Она скосила на меня изучающий взгляд:
– Ты же сам спросил.
Мы посидели еще несколько секунд в тишине, она смотрела на долину, а я пытался сосредоточиться на застывших словах на странице у себя перед глазами.
– У тебя нет тайн, – сказала она вдруг.
– Что?
– Я не слышу твоих тайн. Я тебя вообще не слышу, – сказала она с удивлением. – Обычно я знаю очень много о человеке еще до того, как он успеет слово сказать. Люди умудряются наворотить мыслей с три короба, прежде чем скажут хоть одно настоящее предложение.
– Я тебя тоже не слышу, – сказал я.
– А обычно слышишь? – Ее зрачки расширились.

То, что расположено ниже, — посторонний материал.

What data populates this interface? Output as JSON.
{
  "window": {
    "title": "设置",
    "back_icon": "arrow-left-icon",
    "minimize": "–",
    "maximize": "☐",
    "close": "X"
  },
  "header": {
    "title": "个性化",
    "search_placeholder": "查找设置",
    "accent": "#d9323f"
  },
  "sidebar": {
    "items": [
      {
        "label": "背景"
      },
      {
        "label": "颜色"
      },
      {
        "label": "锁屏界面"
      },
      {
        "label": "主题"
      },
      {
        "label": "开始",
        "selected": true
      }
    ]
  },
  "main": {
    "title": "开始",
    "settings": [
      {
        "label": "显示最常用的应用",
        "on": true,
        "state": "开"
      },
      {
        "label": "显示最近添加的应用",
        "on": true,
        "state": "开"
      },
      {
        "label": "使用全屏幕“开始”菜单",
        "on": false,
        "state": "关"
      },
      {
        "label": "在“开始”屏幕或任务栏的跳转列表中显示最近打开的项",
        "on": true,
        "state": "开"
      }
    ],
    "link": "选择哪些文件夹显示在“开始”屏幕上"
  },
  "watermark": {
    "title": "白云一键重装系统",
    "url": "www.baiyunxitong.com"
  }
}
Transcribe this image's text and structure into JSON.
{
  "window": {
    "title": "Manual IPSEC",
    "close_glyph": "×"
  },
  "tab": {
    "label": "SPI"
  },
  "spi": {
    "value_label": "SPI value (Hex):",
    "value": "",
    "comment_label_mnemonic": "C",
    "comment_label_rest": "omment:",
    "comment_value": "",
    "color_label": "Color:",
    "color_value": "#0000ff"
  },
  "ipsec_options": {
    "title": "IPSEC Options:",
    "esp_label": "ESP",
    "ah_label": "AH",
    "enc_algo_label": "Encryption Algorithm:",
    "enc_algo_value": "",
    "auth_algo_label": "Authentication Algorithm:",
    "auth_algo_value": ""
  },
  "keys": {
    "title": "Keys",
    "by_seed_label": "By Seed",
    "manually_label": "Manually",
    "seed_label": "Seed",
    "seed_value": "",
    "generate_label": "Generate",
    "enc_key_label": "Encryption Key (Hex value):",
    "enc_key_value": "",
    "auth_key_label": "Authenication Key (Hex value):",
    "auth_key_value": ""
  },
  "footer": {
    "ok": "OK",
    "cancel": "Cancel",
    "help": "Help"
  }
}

– Эмм… да, – промямлил я. Мы уставились друг на друга.
– Как тебя зовут? – спросила она.
– А, так теперь это все-таки важ…
– Тсссс! – скомандовала она. – Я хочу увидеть, как твое имя появляется у меня в голове.
Я думал о своем имени. Думал о нем так сильно, как только мог, и пытался понять, говорит ли оно правда обо мне что-то и…
– Я не слышу тебя! – воскликнула Даниэла, вспорхнула со своего места и обняла меня. – Я не слышу тебя, – прошептала она и начала рыдать, – не слышу тебя, не слышу тебя, не слышу тебя…
Я снова затянулся своей воображаемой сигаретой, вновь переживая то чувство опасения пополам с благодарностью, которое испытывал тогда. Когда я сидел со всеми там, за столом, то отчаянно старался выглядеть самым умным, самым безразличным, самым смелым, и тот факт, что я не смог прозондировать их и понять, что́ надо для этого сказать, обезоружил меня. Но в то же самое время мне хотелось обнять их всех и прошептать каждому: «Я не слышу тебя, не слышу тебя, не слышу тебя…»
– Наслаждаешься тишиной? – окликнули меня сзади.
Я повернулся. Из темноты вышел тот самый мужчина, которого я видел с газетой на холме, когда только приехал. Он был в том же сером костюме, ноги в тех же черных ботинках, поблескивавших немного от влажной травы. Тонкая газета была свернута у него под мышкой, обе руки в карманах, большими пальцами наружу.
Под его редкими, тщательно уложенными волосами проявилось круглое лицо с вкрапленными в него карими глазами и тонкой улыбкой под узкими заостренными усами.